Il doivent permettre la déformation du triangle arrière et un retour violent à l'état d'origine. Les bases doivent être plutôt courtes, plutôt musclées verticalement, droites, leur liaison à la boîte plutôt adoucie. Les haubans devraient être plutôt courts (jonction au tube de selle plus basse que celle du tube horizontale), plutôt fins,  droits latéralement mais légèrement incurvés verticalement.

Aérodynamisme :

Est-ce que l'aérodynamisme doit être un critère de choix ? Plus que pour la performance, l'intérêt est plutôt d'avoir un vélo actuel avec des formes modernes. On est plus dans le domaine de l'esthétisme avec des formes profilées, épurées (câbles, freins intégrés). Sobres, élégants et démarqués des précédents modèles. Le marché doit être dynamique, faire évoluer les standards pour entretenir le moteur de la consommation.

Cohérence :

Le rendu du vélo ne dépend pas uniquement du comportement du cadre mais également de celui des périphériques et des roues, dans des proportions plus ou moins importantes.

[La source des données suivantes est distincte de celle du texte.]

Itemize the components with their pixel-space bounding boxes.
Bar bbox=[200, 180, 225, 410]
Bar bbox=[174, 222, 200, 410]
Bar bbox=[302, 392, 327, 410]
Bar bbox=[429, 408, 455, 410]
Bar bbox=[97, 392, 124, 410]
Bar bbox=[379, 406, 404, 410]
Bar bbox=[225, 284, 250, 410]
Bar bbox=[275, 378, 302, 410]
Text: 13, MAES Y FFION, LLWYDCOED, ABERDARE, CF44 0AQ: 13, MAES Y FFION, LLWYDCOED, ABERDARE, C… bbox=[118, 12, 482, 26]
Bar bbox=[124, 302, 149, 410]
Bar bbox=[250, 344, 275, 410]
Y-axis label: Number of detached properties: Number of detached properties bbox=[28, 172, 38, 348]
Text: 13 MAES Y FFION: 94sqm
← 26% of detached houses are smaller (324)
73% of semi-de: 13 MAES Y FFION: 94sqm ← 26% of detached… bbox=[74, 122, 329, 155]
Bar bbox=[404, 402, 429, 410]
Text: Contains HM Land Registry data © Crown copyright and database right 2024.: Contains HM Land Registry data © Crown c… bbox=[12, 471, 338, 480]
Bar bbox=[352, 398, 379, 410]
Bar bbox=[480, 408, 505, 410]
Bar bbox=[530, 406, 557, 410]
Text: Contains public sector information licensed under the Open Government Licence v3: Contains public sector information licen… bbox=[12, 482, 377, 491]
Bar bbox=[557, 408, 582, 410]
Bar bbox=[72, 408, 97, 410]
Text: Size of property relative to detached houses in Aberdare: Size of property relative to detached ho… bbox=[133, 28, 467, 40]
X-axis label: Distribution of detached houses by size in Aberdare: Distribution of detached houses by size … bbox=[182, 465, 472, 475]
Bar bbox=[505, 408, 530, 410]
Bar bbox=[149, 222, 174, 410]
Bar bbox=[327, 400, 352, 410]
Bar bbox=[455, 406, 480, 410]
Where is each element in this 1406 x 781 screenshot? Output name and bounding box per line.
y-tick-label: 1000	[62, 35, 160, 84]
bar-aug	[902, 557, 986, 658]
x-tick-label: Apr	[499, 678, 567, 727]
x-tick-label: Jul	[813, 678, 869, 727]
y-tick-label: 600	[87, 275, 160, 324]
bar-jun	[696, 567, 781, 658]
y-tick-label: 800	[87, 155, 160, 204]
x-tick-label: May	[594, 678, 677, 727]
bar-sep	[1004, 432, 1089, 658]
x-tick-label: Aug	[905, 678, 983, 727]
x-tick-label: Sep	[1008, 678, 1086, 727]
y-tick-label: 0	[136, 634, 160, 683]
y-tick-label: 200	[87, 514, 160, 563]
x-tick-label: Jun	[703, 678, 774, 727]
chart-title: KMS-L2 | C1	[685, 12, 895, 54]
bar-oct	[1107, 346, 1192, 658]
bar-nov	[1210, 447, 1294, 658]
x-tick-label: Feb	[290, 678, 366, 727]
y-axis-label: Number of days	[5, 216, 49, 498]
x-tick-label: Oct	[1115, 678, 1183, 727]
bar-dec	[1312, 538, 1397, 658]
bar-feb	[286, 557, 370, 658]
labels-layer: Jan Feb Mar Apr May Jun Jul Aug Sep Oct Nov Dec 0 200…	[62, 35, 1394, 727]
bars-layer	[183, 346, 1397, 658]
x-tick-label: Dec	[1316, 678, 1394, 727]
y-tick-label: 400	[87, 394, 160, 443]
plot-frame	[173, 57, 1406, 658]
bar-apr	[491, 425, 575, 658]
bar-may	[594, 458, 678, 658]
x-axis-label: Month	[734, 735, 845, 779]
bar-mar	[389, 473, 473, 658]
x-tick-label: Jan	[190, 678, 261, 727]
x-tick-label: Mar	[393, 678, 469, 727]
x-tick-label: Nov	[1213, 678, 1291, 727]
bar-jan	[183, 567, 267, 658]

Pour le confort, il est évident que le choix de la selle, de la guidoline, des roues, des pneus, de la pression de gonflage sont au moins aussi importants que le cadre.

Pour le rendement, le choix des roues, une transmissions entretenues avec une chaîne de qualité seront les principaux composants à considérer.

En terme d'aérodynamisme, ce sont principalement les roues qui mériteront une attention particulière.